Dialogue avec l’Expert indépendant sur la situation des droits de l’homme au Mali

Présentation du rapport

Le Conseil était saisi du rapport de l’Expert indépendant sur situation des droits de l’homme au Mali (A/HRC/40/77), soumis conformément à la résolution 37/39 (2018) du Conseil et couvrant la période du 1er avril au 30 novembre 2018.

M. ALIOUNE TINE, Expert indépendant sur la situation des droits de l'homme au Mali, présentant son premier rapport en tant que titulaire de ce mandat, a indiqué s’être rendu au Mali à trois reprises, du 24 au 30 juin, du 1er au 10 octobre 2018 et du 3 au 9 février dernier. Au cours de ces missions, il a bénéficié de la coopération des autorités et de la Mission multidimensionnelle intégrée des Nations Unies pour la stabilisation au Mali (MINUSMA), a-t-il insisté.

M. Tine a observé que des progrès avaient été accomplis depuis la signature, en 2015, de l’Accord de paix et la réconciliation. Cela dit, lors de ses visites, il a également constaté une nette détérioration de la situation sur les plans sécuritaire, humanitaire et des droits de l'homme. Cette situation souligne la nécessité d’accélérer la mise en œuvre de cet Accord, d’autant que les retards dans sa mise en œuvre ont eu pour conséquence l’expansion de l’insécurité au nord et au centre du pays, entraînant une perte du contrôle des autorités de nombreuses zones et régions passées aux mains d’acteurs non étatiques, y compris des groupes signataires de l’Accord, a dit l’Expert indépendant.

Selon les informations collectées par M. Tine à Mopti, située dans le centre du pays, des communautés entières vivent dans la peur, victimes qu’elles sont quotidiennement de menaces, d’assassinats ciblés, d’enlèvements et d’attaques indiscriminées.
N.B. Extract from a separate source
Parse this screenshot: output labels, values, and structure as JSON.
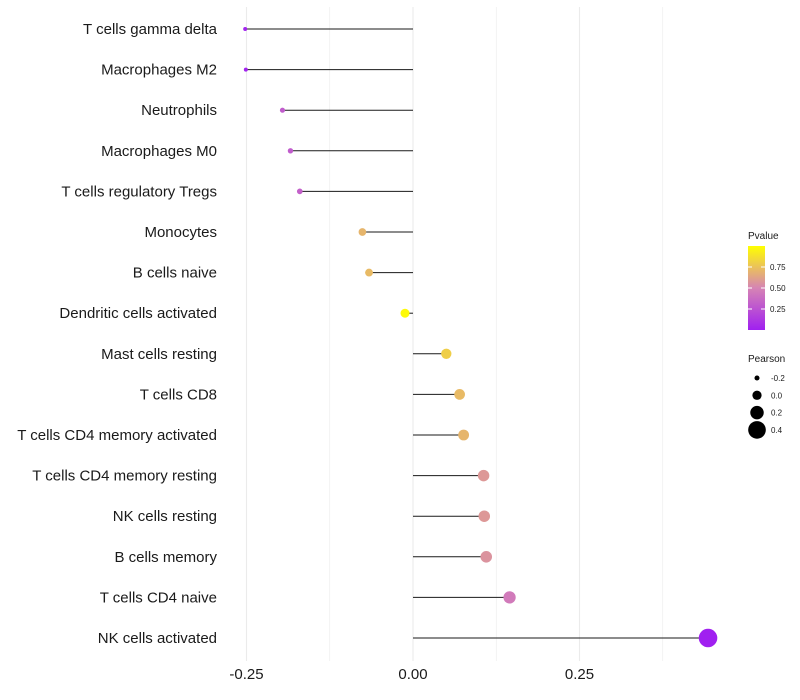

La MINUSMA elle-même est ciblée par des attaques asymétriques, notamment celles du Groupe de soutien à l’Islam et aux musulmans (GSIM) ou des éléments de l’État islamique au Grand Sahara (EIGS). L’Expert indépendant a également eu connaissance d’allégations de graves abus de droits de l'homme commis par les forces de défense et de sécurité maliennes (MDSF) et par les forces internationales dans le cadre des opérations antiterroristes.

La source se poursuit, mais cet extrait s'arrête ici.